Employment News: data protection, Brexit, furlough | Hogan Lovells

Tell me more – ICO publishes detailed subject access guidance

The ICO has published detailed guidance on handling subject access requests (SARs). Although the guidance relates to all SARs, some aspects are particularly relevant for employers responding to SARs made by employees.

  • The guidance stresses the importance of all staff being able to recognise a SAR, given the variety of different ways in which SARs can be made. Employers should make sure staff are properly trained in this respect.
  • If a SAR is complex, the time for responding to it can be extended from one month to three months. An employer will often want to argue that employee SARs are complex and that the longer time-frame applies. The guidance identifies factors that indicate that a SAR is complex, such as technical difficulties in retrieving archived information, or the need to obtain specialist legal advice. However, a request will not be complex simply because a large volume of information has been requested.
  • Employers can ask an individual to clarify a SAR that relates to a large volume of information, such as “all the information you hold about me”, by asking the employee to confirm which information or processing their request relates to. The guidance confirms that asking for clarification will “stop the clock” for responding to the request until the data subject responds. However, employers should not ask for clarification automatically. It is only appropriate to ask for clarification where this is genuinely required in order to respond to a SAR and the employer processes a large amount of information about the individual.
  • If a request is manifestly excessive or unfounded, an employer can choose not to respond to it, or can charge a reasonable fee for doing so. It can also charge a reasonable fee if an individual asks for a further copy of data following a SAR. The guidance provides more detail about the costs that a controller can take into account when deciding what a reasonable fee is. These include photocopying, printing and postage costs, the costs of any equipment (such as USB devices) and estimated staff costs for responding to the request charged at a reasonable hourly rate. It is good practice to decide in advance when a fee will be charged and how it will be calculated. If an individual complains to the ICO, the employer will have to justify the fee charged.

Not so divergent – departing from EU caselaw

Under the European Union (Withdrawal Agreement) Act 2018 (the 2018 Act), UK courts must continue to have regard to CJEU decisions reached before the end of the transitional period once that period ends. This applies when courts are considering EU law that has been converted into domestic law as a result of Brexit and the law has not been subsequently modified. Under the 2018 Act the Supreme Court would have had power to depart from existing EU case law where it was appropriate to do so.

The European Union (Withdrawal Agreement) Act 2020 modified the 2018 Act to give the government the power to allow other courts to depart from retained EU case law. Earlier in the year the government consulted on how to exercise the power. One of the options was to allow lower courts, potentially including the EAT, to depart from retained EU case law “where appropriate”.

The government has now decided that the power to depart from EU case law should be restricted to the Court of Appeal and equivalent courts in Scotland and Northern Ireland. According to the consultation response, this will reduce the potential operational impact on the Supreme Court of being the only court with power to depart from EU case law, while minimising legal uncertainty and minimising the risk of divergent decisions from courts across the UK.
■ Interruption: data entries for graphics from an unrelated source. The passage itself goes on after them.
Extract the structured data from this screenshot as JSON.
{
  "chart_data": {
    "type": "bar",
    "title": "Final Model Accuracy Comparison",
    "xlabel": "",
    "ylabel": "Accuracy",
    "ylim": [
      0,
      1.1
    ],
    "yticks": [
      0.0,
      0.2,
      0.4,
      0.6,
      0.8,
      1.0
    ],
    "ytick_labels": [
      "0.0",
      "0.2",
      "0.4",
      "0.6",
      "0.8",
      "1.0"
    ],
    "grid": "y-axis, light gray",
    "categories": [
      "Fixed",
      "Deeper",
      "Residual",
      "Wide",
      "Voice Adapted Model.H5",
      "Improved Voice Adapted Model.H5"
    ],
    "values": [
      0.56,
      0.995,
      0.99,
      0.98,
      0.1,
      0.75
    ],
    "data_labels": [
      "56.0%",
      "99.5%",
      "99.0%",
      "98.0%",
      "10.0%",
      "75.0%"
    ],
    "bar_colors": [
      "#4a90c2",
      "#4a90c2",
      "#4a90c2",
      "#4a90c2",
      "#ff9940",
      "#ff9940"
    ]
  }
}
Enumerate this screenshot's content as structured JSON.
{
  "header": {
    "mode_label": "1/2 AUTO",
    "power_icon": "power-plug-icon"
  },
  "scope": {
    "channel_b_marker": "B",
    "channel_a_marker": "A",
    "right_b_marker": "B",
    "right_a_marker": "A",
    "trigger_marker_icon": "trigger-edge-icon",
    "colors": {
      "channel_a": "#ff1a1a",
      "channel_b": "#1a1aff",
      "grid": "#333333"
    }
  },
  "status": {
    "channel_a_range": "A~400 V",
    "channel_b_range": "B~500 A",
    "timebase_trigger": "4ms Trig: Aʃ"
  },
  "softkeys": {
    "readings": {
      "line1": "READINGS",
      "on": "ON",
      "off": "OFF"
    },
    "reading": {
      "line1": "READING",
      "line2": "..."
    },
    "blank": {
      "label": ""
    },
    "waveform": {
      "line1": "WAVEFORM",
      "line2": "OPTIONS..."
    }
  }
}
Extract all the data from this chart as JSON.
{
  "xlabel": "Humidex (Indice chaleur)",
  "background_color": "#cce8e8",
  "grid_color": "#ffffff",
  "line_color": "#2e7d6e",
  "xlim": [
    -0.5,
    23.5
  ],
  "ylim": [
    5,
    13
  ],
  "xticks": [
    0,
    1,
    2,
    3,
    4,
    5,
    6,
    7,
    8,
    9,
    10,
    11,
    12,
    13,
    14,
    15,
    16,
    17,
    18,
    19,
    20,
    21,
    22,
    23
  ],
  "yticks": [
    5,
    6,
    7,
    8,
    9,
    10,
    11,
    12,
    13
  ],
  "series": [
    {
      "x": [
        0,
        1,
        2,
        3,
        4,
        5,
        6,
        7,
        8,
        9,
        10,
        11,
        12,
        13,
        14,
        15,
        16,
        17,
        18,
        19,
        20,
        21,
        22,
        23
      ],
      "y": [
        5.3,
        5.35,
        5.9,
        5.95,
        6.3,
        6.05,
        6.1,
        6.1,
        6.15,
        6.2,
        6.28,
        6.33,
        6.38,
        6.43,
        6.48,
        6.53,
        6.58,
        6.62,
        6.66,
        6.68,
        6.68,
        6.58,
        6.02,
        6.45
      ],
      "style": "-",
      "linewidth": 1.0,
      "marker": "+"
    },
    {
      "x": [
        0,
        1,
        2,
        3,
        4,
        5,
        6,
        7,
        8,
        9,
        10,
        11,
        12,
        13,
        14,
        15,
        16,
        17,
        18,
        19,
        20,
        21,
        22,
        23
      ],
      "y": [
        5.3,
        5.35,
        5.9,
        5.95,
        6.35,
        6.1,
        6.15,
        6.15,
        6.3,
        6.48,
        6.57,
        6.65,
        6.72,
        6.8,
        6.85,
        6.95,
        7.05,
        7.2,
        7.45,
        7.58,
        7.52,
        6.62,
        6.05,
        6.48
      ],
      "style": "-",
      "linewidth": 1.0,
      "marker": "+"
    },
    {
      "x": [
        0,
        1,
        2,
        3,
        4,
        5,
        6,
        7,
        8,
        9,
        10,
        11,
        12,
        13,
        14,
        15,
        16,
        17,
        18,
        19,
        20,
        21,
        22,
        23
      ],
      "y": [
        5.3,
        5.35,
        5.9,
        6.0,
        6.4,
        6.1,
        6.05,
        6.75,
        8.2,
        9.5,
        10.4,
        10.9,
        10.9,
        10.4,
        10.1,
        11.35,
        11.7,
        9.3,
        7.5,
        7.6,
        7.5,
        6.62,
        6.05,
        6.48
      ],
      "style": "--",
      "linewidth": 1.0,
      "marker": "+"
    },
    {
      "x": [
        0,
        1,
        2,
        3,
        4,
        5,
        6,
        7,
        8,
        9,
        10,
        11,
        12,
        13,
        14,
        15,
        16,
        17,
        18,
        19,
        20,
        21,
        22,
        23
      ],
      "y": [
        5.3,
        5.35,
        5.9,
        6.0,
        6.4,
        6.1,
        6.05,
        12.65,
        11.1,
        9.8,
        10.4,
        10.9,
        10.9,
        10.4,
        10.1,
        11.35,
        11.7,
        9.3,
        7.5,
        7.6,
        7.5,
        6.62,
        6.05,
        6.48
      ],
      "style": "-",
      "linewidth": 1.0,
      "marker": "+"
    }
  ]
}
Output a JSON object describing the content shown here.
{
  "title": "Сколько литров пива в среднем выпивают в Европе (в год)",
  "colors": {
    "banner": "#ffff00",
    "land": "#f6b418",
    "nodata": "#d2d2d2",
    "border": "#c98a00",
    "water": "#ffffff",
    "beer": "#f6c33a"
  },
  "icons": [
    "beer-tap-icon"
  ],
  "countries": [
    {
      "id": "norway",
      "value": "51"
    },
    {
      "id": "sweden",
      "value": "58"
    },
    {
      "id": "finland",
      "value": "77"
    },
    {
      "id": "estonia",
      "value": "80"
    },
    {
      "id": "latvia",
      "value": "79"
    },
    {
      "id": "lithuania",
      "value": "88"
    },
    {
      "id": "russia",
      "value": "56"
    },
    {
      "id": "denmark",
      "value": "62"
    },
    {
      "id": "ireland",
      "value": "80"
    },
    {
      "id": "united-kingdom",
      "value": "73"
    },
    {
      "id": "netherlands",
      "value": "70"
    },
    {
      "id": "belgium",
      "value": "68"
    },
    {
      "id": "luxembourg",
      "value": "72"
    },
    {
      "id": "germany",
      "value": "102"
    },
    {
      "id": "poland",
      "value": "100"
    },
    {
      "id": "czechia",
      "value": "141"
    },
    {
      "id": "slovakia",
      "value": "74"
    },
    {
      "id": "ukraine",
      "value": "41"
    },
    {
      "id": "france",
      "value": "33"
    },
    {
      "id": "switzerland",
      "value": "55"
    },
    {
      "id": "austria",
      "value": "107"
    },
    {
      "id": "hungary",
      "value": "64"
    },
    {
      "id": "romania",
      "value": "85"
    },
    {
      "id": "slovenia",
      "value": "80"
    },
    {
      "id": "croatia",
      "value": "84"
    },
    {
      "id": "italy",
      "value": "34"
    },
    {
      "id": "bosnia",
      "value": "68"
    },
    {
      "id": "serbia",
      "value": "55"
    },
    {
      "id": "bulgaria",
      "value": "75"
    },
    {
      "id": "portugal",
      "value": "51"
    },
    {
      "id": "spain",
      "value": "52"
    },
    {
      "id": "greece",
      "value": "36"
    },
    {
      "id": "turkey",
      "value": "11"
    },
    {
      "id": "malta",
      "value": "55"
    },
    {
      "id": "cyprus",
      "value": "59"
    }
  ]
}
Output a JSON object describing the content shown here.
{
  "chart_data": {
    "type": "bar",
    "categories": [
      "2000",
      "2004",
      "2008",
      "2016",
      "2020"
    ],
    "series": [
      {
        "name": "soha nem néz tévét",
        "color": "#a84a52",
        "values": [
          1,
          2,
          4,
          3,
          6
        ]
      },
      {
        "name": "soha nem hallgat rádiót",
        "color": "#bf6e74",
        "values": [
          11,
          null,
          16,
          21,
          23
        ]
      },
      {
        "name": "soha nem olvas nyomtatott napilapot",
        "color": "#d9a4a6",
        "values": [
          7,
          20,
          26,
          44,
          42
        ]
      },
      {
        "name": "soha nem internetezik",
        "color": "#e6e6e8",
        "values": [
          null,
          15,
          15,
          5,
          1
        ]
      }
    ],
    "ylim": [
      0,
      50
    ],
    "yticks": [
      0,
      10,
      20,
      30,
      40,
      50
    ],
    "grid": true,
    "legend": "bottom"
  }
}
As tribunals and the EAT will continue to be bound by existing CJEU decisions, areas of employment law influenced by EU case law – the calculation of holiday pay being an obvious recent example – are unlikely to change in the short to medium term. Legislative change is of course a possibility, particularly in relation to laws that are perceived as imposing undue “red tape” on employers, but the government has not yet announced which pieces of legislation, if any, it views as ripe for reform.

Furlough redux

With the reintroduction of lockdown in England, the government has decided to extend the Coronavirus Job Retention Scheme (CJRS) for another month and suspend the introduction of the Job Support Scheme (JSS) that was due to replace it on 1 November.

During November, the terms of the CJRS will reflect those that applied in August. This means that:

  • The government will cover 80% of furloughed employees’ wages, up to a cap of £2,500 per month; but
  • Employers will have to pay employer NICs and auto-enrolment pension contributions.
The November CJRS is available to all employers with a UK bank account and PAYE scheme, regardless of whether they have accessed the CJRS previously.

Employers can claim for any employees included in a Real Time Information submission to HMRC on or before 30 October 2020. Employees do not have to have been furloughed before and can be furloughed on a full time or flexible basis, provided that any period of furlough lasts at least seven consecutive calendar days. Employers will be responsible for paying employees for the hours they work and for the NICs and pension contributions on those amounts. They can choose to top-up employees’ furlough pay above the 80% level at their own cost if they wish.

According to the government announcement, the Job Support Scheme will be introduced when the job retention scheme ends.